Sport organizations have done a good job in recognizing that calling out someone’s colour, creed, religion, sexual orientation etc. is in poor taste and there are penalties for engaging in such verbal diarrhea. Maybe it’s time to toughen things up on that front.
We can say there’s zero tolerance for anything such as what I’ve listed but forget all this crap about first, second and third warnings. Get rid of them right away. Make them assume a two-strike count … just keeping it sporty, you know.
When it comes to a young child who engages in that trash, you punish the parents. When we’re young, we don’t know anything. All we know is what our parents and supposedly responsible adults tell us. I recall the words of a softball umpire from Alberta I met at an umpires conference in Regina in 2010. We were talking about children – my eldest daughter was one year old then – and he said this: “Show me a bad kid and I’ll show you bad parents.”

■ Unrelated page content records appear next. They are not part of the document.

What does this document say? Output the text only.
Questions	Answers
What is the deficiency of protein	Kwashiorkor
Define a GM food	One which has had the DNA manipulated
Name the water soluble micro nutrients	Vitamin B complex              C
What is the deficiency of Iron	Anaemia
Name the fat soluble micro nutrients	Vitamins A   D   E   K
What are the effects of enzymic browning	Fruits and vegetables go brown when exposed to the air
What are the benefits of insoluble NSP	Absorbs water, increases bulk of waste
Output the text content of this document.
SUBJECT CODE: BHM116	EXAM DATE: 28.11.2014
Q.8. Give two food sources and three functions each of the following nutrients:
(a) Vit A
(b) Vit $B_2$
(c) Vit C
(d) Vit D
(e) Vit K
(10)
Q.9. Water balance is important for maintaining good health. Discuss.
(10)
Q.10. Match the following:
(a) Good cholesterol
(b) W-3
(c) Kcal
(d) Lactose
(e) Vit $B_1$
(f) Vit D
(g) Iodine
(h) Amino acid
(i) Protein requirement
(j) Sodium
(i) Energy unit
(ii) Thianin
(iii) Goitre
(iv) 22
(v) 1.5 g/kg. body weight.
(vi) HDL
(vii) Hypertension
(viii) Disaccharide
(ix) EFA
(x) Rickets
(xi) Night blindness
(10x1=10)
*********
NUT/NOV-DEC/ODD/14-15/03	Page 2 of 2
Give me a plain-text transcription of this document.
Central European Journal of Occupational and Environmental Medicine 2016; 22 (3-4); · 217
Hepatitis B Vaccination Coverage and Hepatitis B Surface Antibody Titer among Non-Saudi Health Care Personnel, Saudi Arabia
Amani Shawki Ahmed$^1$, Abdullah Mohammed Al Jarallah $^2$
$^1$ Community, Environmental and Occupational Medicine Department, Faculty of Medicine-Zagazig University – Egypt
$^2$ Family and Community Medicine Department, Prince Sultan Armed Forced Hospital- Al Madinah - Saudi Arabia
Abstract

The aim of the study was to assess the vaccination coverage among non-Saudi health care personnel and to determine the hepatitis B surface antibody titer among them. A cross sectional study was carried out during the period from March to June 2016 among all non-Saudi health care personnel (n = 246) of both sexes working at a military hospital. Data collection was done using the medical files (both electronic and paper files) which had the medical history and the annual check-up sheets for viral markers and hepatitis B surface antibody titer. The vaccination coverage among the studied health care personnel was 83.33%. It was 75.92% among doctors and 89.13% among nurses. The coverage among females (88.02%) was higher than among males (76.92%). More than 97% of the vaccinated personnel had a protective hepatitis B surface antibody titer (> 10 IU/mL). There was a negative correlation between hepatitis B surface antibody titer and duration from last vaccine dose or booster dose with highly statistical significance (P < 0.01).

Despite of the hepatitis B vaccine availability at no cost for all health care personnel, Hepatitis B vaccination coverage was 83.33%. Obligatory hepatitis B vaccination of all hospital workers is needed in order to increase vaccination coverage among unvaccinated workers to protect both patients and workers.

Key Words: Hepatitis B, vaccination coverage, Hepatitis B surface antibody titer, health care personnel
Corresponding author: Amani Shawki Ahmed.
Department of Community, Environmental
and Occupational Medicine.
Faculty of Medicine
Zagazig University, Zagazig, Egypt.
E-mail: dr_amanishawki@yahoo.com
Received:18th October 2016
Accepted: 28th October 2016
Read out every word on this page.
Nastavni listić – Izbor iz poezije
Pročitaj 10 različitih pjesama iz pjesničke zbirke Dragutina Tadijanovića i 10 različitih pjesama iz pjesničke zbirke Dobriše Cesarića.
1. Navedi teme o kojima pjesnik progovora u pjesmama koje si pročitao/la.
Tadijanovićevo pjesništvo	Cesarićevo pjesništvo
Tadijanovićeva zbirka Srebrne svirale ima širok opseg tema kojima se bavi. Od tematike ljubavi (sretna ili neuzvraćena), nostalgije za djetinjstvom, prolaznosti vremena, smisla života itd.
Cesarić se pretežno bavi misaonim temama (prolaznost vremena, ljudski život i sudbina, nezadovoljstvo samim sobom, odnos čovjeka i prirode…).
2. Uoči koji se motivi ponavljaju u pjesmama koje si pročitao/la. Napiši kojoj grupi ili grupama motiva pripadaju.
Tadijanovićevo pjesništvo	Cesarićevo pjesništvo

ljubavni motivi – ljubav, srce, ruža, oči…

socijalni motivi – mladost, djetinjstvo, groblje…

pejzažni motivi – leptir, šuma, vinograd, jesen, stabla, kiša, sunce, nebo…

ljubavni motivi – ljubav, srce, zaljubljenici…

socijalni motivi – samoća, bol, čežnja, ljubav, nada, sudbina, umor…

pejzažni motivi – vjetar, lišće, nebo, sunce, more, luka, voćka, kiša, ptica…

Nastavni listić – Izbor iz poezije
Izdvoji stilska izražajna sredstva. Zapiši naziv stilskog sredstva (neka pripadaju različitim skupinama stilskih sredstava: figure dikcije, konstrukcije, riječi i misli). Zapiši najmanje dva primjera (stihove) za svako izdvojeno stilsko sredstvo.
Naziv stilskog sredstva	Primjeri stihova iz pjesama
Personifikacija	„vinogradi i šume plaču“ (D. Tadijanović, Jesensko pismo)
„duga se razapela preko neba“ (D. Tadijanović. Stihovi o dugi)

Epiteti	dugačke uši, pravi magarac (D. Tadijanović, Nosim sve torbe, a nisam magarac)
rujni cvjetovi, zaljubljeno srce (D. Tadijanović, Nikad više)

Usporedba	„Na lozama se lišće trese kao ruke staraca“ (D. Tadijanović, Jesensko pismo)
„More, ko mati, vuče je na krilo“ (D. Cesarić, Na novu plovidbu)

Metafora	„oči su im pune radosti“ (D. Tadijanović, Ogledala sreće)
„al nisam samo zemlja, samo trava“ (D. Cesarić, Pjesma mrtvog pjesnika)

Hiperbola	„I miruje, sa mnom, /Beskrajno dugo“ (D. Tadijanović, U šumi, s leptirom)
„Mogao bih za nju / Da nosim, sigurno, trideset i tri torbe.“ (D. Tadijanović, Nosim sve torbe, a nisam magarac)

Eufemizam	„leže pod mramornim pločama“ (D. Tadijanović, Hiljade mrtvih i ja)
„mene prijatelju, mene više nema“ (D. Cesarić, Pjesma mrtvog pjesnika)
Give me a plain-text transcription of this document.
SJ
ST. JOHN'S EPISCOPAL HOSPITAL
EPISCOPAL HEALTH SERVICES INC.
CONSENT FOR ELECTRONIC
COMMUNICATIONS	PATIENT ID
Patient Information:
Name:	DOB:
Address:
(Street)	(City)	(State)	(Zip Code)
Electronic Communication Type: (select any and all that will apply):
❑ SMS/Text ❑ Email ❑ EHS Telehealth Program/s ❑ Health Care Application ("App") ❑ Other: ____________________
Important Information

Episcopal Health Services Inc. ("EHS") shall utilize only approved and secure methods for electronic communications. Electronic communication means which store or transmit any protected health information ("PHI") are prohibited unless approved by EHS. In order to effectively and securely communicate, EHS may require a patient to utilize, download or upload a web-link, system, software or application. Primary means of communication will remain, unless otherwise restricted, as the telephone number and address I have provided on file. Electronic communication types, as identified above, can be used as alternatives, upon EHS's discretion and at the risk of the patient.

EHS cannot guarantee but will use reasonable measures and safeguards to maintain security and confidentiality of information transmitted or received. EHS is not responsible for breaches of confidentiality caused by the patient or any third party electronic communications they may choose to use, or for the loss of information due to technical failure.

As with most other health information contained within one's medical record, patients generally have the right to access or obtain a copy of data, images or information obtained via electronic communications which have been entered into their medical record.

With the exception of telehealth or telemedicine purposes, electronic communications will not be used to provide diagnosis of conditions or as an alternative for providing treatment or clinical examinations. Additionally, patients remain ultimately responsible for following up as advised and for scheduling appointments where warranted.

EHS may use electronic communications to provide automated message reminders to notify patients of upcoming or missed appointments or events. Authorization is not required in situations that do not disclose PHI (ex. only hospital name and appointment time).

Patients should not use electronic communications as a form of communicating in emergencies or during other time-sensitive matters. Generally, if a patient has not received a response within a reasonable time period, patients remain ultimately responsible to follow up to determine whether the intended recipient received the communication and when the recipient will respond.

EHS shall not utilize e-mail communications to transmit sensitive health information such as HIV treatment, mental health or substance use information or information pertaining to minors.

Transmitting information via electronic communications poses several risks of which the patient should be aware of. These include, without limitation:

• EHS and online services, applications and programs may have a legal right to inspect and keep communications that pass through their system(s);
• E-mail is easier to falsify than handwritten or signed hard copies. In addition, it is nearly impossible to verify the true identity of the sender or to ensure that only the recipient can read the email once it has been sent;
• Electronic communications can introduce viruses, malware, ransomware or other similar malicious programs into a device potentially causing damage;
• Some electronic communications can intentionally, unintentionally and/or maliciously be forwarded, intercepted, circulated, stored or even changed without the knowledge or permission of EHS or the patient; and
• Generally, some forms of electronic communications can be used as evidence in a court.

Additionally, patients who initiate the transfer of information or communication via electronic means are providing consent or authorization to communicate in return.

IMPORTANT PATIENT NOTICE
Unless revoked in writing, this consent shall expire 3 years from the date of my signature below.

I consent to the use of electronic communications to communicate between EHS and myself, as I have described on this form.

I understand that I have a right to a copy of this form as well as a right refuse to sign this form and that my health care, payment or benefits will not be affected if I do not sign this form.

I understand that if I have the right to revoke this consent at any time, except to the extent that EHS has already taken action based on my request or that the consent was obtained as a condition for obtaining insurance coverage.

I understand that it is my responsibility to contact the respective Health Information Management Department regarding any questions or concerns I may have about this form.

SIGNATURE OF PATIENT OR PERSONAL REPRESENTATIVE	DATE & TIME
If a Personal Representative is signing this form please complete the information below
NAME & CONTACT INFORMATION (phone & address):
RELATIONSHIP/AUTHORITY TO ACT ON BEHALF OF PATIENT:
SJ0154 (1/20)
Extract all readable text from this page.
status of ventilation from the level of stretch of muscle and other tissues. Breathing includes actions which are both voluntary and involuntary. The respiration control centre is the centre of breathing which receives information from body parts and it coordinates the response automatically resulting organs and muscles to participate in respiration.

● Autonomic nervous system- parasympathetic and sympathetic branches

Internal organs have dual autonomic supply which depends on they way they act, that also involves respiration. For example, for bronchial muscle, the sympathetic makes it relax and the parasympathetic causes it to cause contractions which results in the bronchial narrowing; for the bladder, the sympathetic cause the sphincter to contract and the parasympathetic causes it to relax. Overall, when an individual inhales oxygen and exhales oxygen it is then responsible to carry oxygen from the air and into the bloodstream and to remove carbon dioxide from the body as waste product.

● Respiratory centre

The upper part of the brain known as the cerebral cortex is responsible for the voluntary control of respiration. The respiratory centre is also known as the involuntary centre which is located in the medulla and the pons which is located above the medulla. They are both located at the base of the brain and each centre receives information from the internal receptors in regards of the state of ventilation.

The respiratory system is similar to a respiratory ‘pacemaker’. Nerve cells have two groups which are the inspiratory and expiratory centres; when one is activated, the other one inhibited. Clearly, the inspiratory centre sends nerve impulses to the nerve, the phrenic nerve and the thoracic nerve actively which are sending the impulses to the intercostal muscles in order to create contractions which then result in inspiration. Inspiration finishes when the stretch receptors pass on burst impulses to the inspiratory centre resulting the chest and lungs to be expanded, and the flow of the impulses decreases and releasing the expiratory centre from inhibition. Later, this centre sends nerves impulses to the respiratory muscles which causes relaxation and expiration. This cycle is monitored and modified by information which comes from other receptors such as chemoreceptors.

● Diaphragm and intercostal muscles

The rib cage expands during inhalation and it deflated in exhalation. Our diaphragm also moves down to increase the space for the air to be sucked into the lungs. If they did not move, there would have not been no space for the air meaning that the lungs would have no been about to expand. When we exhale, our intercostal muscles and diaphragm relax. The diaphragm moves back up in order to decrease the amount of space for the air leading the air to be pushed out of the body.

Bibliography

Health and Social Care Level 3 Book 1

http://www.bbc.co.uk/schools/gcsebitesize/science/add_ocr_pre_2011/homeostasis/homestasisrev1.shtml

Racism at a young age is learned. We don’t come out of the womb uttering racial epithets. We say them because our parents or people who are supposed to be role models say them.
Kids think they’re cool and because children are impressionable, they simply parrot what they hear. It’s not right when the child says it but it’s even worse when the supposedly responsible adult says it. They’re supposed to know better, right?
I’ve spent the last week or so trying to explain to my eldest daughter about what happened. She’s old enough to know what’s going on but still in that stage where she doesn’t fully understand. I’ve done the best I can to try and tell her why what Chauvin did was wrong and why it should never have happened. She knows it was wrong and she knows why people were angry. I just hope that one day, she will truly understand why it got to this point.
We’ve let this fester for far too long and now we’ve seen what happens when the dam breaks. I truly hope George Floyd’s family gets the justice they deserve. Same goes for Ahmaud Arbery, who was hunted down and murdered himself. Same goes for everyone else needlessly killed.
When it comes to my friends, all of whom I’ve lost contact with, please know that I’m sorry.
I’m sorry you had to put up with what you had to put up with.
I’m sorry you had to put up with being looked at as the root of the problem when we made perhaps more noise than you did.
I’m sorry we didn’t speak louder back then.